For many years, Albania had one of the most repressive communist dictatorships in Eastern Europe. But it transitioned to democracy after the fall of the Eastern Bloc and the demise of the Soviet Union in the early 1990s.

In Tirana, Albania's capital city, environmentalists have been holding large protests against the coastal project associated with Ivanka Trump and Kushner.

"Since late May," Cimili reports, "excavators and other heavy machinery have entered the area, opening access routes, digging into the sand, clearing land among pine trees and installing fencing, Environmental groups from Albania and elsewhere in Europe condemned the work, with one prominent local group charging that long-protected habitats are being 'irreversibly destroyed'…. Albania's state anti-corruption agency has confirmed it opened an investigation related to the project but has not disclosed details."

The Independent reporter adds, "The government says the land earmarked for the project is privately owned.
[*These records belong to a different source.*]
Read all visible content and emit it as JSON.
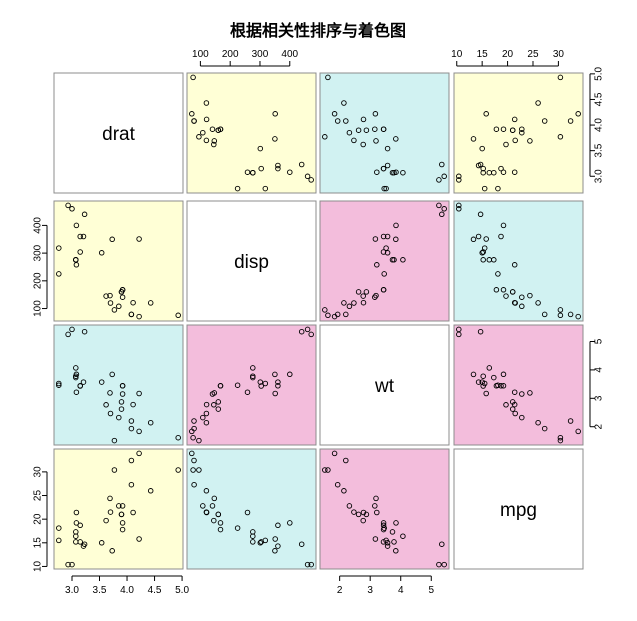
{
  "chart_data": {
    "type": "scatter",
    "title": "根据相关性排序与着色图",
    "variables": [
      "drat",
      "disp",
      "wt",
      "mpg"
    ],
    "colors": {
      "high_correlation": "#f3bddc",
      "medium_correlation": "#d1f2f2",
      "low_correlation": "#ffffd6",
      "diagonal": "#ffffff"
    },
    "cell_colors": [
      [
        "diagonal",
        "low_correlation",
        "medium_correlation",
        "low_correlation"
      ],
      [
        "low_correlation",
        "diagonal",
        "high_correlation",
        "medium_correlation"
      ],
      [
        "medium_correlation",
        "high_correlation",
        "diagonal",
        "high_correlation"
      ],
      [
        "low_correlation",
        "medium_correlation",
        "high_correlation",
        "diagonal"
      ]
    ],
    "ranges": {
      "drat": [
        2.76,
        4.93
      ],
      "disp": [
        71.1,
        472
      ],
      "wt": [
        1.513,
        5.424
      ],
      "mpg": [
        10.4,
        33.9
      ]
    },
    "ticks": {
      "drat": [
        "3.0",
        "3.5",
        "4.0",
        "4.5",
        "5.0"
      ],
      "disp": [
        "100",
        "200",
        "300",
        "400"
      ],
      "wt": [
        "2",
        "3",
        "4",
        "5"
      ],
      "mpg": [
        "10",
        "15",
        "20",
        "25",
        "30"
      ]
    },
    "tick_values": {
      "drat": [
        3.0,
        3.5,
        4.0,
        4.5,
        5.0
      ],
      "disp": [
        100,
        200,
        300,
        400
      ],
      "wt": [
        2,
        3,
        4,
        5
      ],
      "mpg": [
        10,
        15,
        20,
        25,
        30
      ]
    },
    "observations": {
      "mpg": [
        21,
        21,
        22.8,
        21.4,
        18.7,
        18.1,
        14.3,
        24.4,
        22.8,
        19.2,
        17.8,
        16.4,
        17.3,
        15.2,
        10.4,
        10.4,
        14.7,
        32.4,
        30.4,
        33.9,
        21.5,
        15.5,
        15.2,
        13.3,
        19.2,
        27.3,
        26,
        30.4,
        15.8,
        19.7,
        15,
        21.4
      ],
      "disp": [
        160,
        160,
        108,
        258,
        360,
        225,
        360,
        146.7,
        140.8,
        167.6,
        167.6,
        275.8,
        275.8,
        275.8,
        472,
        460,
        440,
        78.7,
        75.7,
        71.1,
        120.1,
        318,
        304,
        350,
        400,
        79,
        120.3,
        95.1,
        351,
        145,
        301,
        121
      ],
      "drat": [
        3.9,
        3.9,
        3.85,
        3.08,
        3.15,
        2.76,
        3.21,
        3.69,
        3.92,
        3.92,
        3.92,
        3.07,
        3.07,
        3.07,
        2.93,
        3,
        3.23,
        4.08,
        4.93,
        4.22,
        3.7,
        2.76,
        3.15,
        3.73,
        3.08,
        4.08,
        4.43,
        3.77,
        4.22,
        3.62,
        3.54,
        4.11
      ],
      "wt": [
        2.62,
        2.875,
        2.32,
        3.215,
        3.44,
        3.46,
        3.57,
        3.19,
        3.15,
        3.44,
        3.44,
        4.07,
        3.73,
        3.78,
        5.25,
        5.424,
        5.345,
        2.2,
        1.615,
        1.835,
        2.465,
        3.52,
        3.435,
        3.84,
        3.845,
        1.935,
        2.14,
        1.513,
        3.17,
        2.77,
        3.57,
        2.78
      ]
    }
  }
}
But competing claims have emerged questioning the privatization — a common type of legal dispute."

Prime Minister Rama, according to Cimili, remains committed to project — which he described as "extraordinary," telling The Independent, "There is no chance for this investment to stop as long as I am here."

Interviewed by American podcaster David Senra, Ivanka Trump said of the coastal area of Albania, "We were on a friend's boat, and we stopped for a swim. Effectively, that's how we found it. We swam to the island. We went on a hike, barefoot all the way up to the top, and we were just captivated."